5. The Arminian view of infants/children and “age of accountability” always bothered me, too. TULIP solved that riddle as well. Probably for a completely separate discussion.
I should comment that you should read my criticisms as rebukes of hyper-Calvinism, and the bad habit of many of the Reformed to read everything in Scripture through a presupposed grid of the Westminster confession. Creeds should never be used as a hermeneutic device. You should notice that I haven’t said one word against unconditional election, which I believe in. But I believe that hyper-Calvinism is real Calvinism ugly little tag-along cousin, and we need to kick it to the curb constantly.

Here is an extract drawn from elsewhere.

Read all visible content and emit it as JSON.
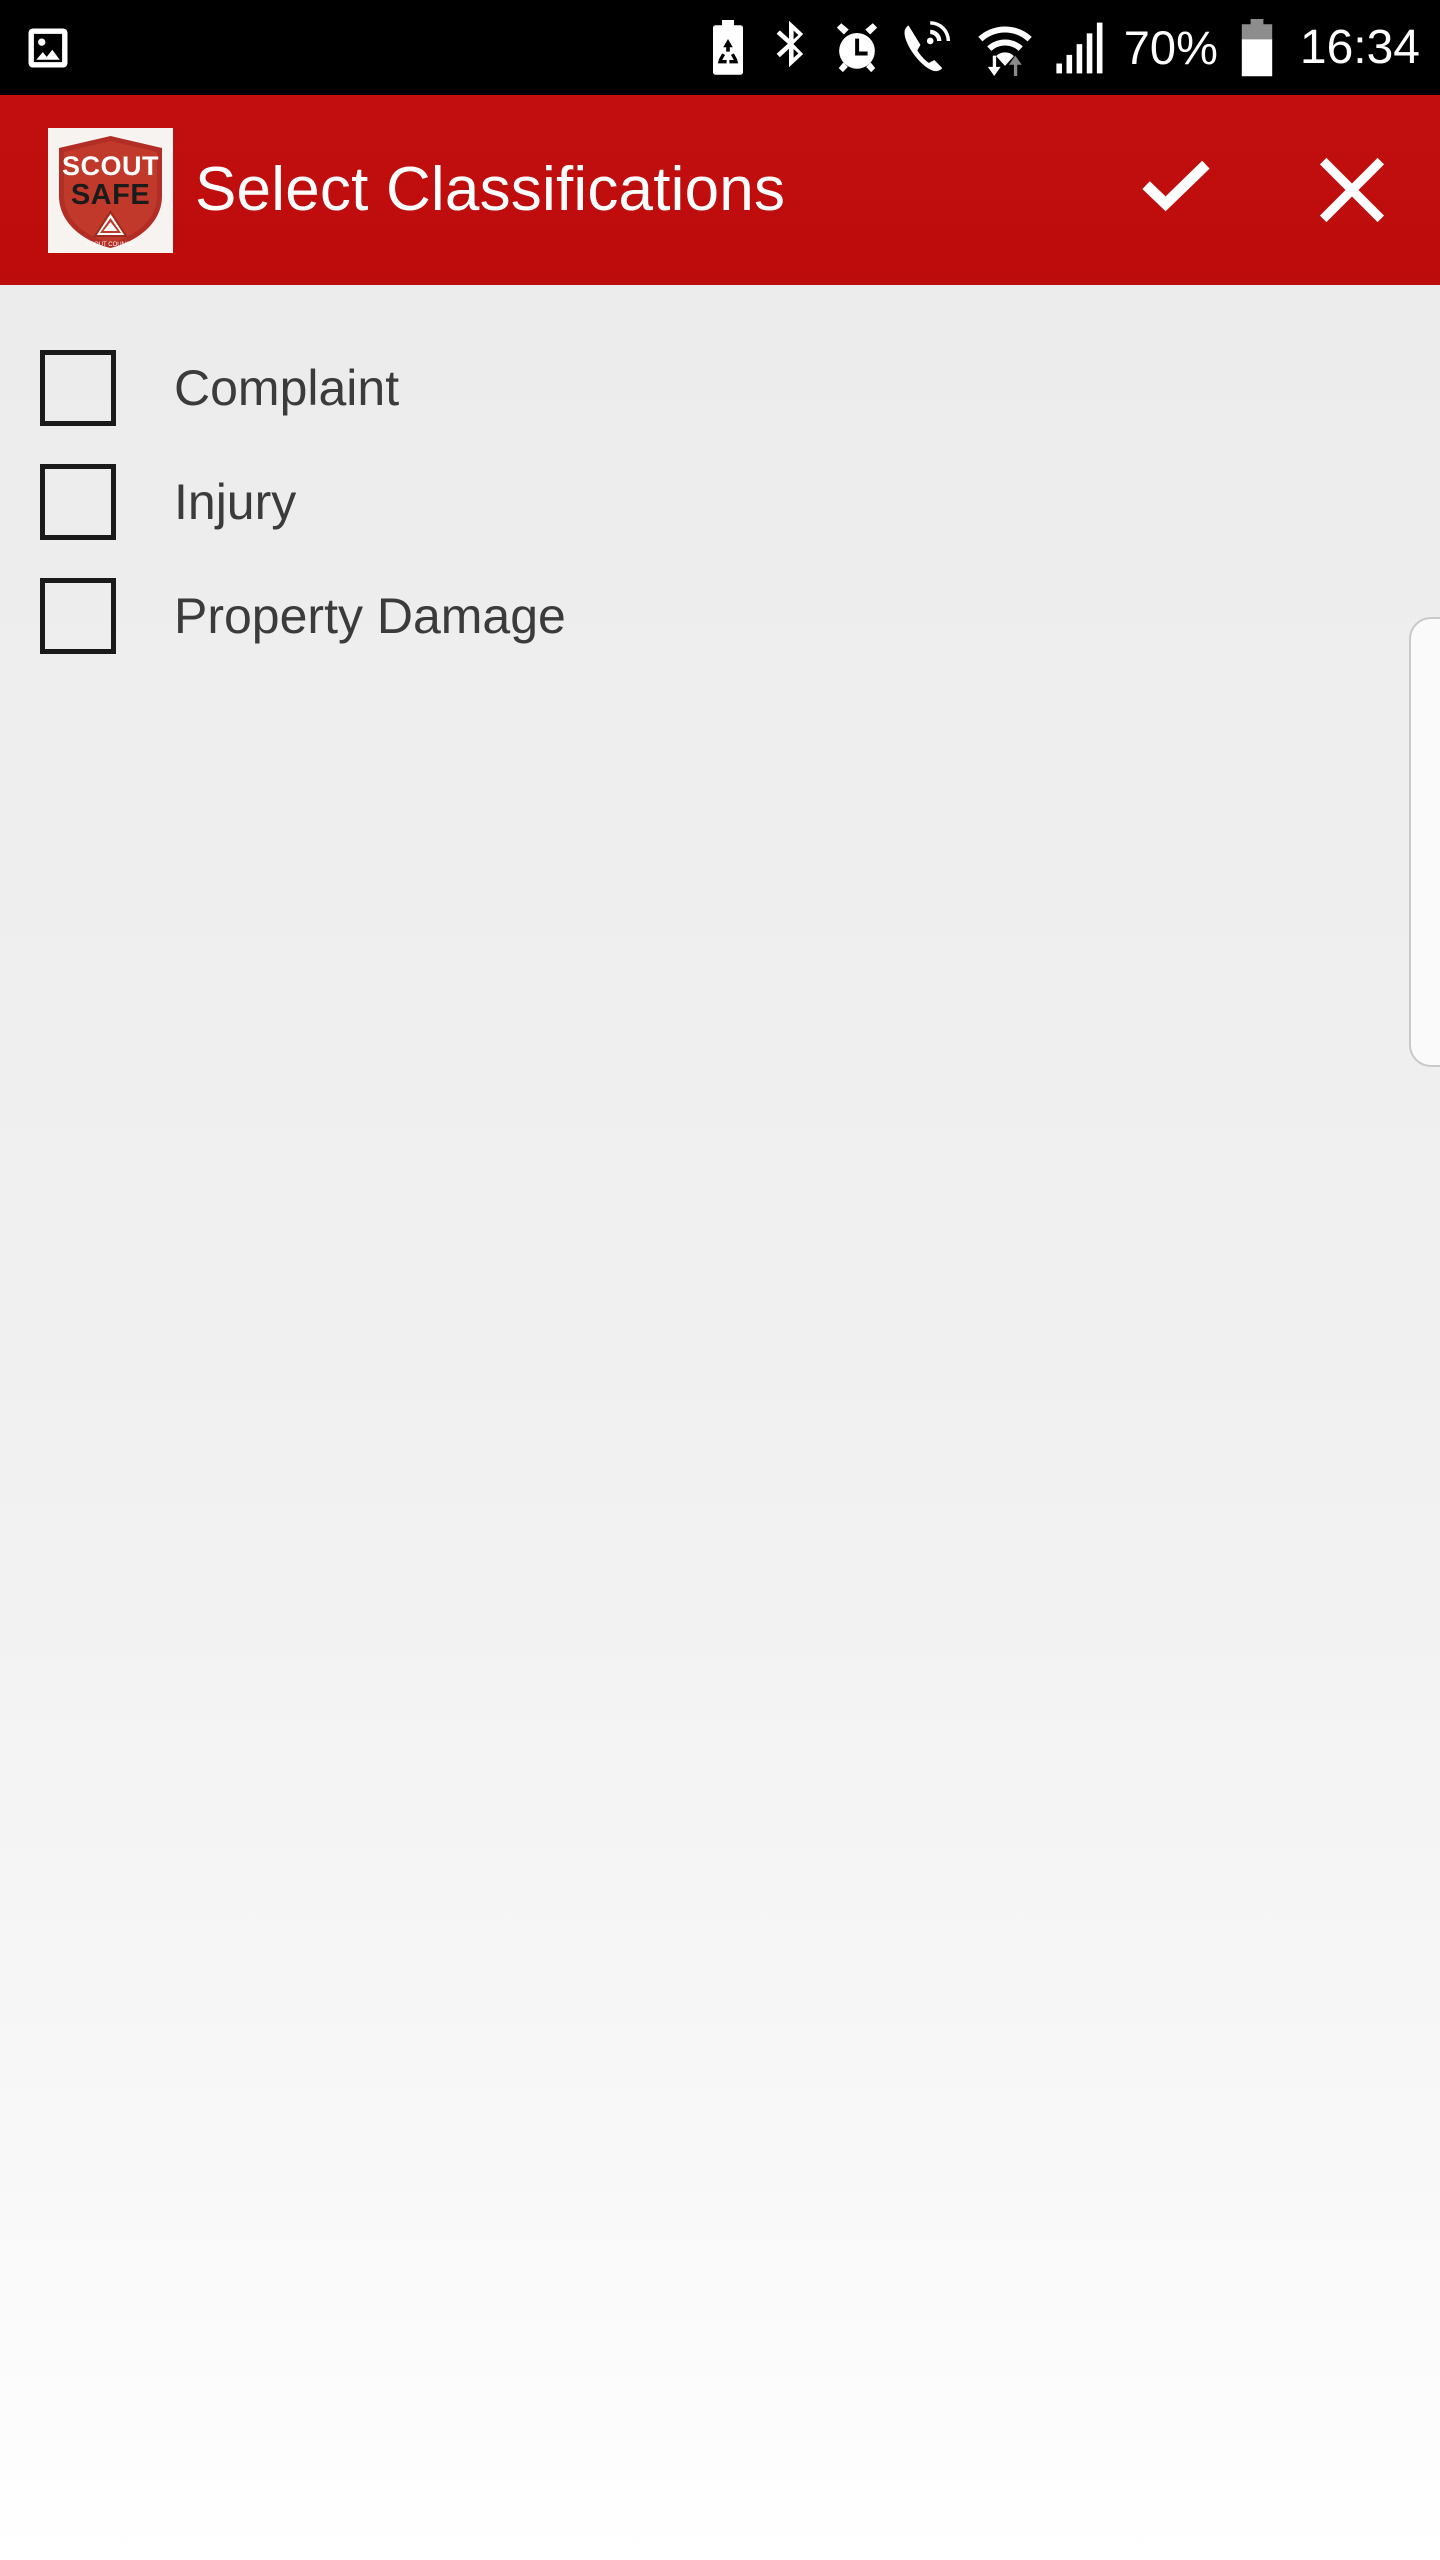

To Byron’s question about divine goodness, though: God’s goodness is voluntary. That’s the principle point in Romans 9:15, God chooses to show mercy, He never shows mercy as an involuntary, uncontrollable psychological urge, like we would feel rescuing a puppy from a bully. God chooses to judge or chooses to show goodness. If He refrains from showing goodness, it isn’t a violation of His goodness, since he always has the right to do good or to inflict ill.